In python, two codes have different results:

a = 300
b = 300
print (a==b)
print (a is b)      ## print True
print (\"id(a) = %d, id(b) = %d\"%(id(a), id(b)))         


        

Answer 1

When you run code in a .py script, the entire file is compiled into a code object before executing it. In this case, CPython is able to make certain optimizations - like reusing the same instance for the integer 300.

You could also reproduce that in the REPL, by executing code in a context more closely resembling the execution of a script:

>>> source = """\ 
... a = 300 
... b = 300 
... print (a==b) 
... print (a is b)## print True 
... print ("id(a) = %d, id(b) = %d"%(id(a), id(b))) ## They have same address 
... """
>>> code_obj = compile(source, filename="myscript.py", mode="exec")
>>> exec(code_obj) 
True
True
id(a) = 140736953597776, id(b) = 140736953597776

Some of these optimizations are pretty aggressive. You could modify the script line b = 300 changing it to b = 150 + 150, and CPython would still "fold" b into the same constant. If you're interested in such implementation details, look in peephole.c and Ctrl+F for PyCode_Optimize and any info about the "consts table".
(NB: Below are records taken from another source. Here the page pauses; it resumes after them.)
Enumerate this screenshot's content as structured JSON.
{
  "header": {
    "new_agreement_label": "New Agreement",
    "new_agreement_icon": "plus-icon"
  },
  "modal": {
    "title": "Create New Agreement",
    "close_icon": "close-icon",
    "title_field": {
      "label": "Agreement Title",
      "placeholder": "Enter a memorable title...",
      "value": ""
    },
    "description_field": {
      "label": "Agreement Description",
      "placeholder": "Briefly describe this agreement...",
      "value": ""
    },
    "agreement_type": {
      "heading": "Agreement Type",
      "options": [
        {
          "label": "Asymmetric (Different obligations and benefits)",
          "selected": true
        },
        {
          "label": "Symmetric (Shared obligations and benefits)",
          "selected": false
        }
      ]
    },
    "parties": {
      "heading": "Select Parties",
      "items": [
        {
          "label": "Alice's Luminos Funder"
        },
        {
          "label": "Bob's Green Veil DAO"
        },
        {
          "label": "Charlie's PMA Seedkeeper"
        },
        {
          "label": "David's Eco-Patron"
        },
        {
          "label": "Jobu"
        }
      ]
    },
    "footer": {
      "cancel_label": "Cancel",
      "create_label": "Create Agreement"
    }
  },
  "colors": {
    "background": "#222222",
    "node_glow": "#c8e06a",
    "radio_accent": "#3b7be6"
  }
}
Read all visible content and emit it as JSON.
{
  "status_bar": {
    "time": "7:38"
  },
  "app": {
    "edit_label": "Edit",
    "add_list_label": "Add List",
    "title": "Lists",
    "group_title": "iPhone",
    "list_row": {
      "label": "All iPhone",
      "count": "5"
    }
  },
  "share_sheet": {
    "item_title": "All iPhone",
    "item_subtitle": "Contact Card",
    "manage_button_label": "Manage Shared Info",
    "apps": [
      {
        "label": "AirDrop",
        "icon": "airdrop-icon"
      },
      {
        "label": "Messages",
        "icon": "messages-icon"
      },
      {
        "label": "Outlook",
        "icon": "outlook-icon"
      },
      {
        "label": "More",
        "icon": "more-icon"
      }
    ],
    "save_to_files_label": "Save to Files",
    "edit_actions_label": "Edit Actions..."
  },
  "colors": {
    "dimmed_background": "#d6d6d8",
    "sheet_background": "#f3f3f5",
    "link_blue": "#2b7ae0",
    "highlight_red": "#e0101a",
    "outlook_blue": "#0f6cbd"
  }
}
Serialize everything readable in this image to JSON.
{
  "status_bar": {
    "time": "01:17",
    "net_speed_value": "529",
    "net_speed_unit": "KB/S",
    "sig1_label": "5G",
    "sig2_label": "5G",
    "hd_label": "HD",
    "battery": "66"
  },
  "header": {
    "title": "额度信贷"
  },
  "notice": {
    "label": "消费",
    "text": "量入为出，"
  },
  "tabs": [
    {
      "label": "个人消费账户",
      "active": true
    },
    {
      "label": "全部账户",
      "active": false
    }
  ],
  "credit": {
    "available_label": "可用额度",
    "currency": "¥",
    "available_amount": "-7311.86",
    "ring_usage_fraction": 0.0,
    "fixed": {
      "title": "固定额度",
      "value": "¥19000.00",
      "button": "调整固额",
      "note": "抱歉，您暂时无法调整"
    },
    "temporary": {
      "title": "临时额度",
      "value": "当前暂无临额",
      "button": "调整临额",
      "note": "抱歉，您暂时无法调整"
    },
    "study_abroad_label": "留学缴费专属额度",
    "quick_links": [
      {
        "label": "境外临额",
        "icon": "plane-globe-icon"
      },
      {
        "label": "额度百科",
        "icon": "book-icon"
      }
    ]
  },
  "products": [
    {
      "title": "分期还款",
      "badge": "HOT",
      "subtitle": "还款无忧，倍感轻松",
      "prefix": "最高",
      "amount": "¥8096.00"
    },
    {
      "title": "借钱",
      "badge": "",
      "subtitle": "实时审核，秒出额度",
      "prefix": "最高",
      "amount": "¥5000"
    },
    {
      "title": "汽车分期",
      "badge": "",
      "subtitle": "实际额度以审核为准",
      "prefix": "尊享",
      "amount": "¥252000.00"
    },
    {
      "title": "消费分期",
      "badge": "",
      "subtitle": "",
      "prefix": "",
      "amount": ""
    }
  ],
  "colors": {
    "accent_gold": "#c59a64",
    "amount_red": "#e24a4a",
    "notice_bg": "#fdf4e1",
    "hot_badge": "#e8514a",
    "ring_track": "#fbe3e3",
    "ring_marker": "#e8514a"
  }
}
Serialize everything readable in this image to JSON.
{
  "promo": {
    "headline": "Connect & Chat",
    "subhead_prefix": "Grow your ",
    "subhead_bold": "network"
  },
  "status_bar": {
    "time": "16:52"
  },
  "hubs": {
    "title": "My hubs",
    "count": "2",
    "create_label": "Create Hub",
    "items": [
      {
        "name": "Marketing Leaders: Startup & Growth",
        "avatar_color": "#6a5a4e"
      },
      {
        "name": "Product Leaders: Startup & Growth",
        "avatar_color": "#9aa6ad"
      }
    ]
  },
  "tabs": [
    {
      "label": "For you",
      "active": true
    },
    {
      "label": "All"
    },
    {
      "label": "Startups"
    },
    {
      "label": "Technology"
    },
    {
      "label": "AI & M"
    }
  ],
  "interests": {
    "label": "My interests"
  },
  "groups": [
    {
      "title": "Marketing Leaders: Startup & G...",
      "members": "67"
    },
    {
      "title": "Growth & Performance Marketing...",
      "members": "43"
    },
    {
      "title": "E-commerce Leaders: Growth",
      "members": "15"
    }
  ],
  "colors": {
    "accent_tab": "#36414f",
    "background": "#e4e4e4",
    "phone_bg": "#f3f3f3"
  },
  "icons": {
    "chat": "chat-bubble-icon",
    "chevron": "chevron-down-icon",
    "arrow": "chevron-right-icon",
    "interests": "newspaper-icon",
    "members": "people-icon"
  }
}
In contrast, when you run code line-by-line directly in the REPL it executes in a different context. Each line is compiled in "single" mode and this optimization is not available.

>>> scope = {} 
>>> lines = source.splitlines()
>>> for line in lines: 
...     code_obj = compile(line, filename="", mode="single")
...     exec(code_obj, scope) 
...
True
False
id(a) = 140737087176016, id(b) = 140737087176080
>>> scope['a'], scope['b']
(300, 300)
>>> id(scope['a']), id(scope['b'])
(140737087176016, 140737087176080)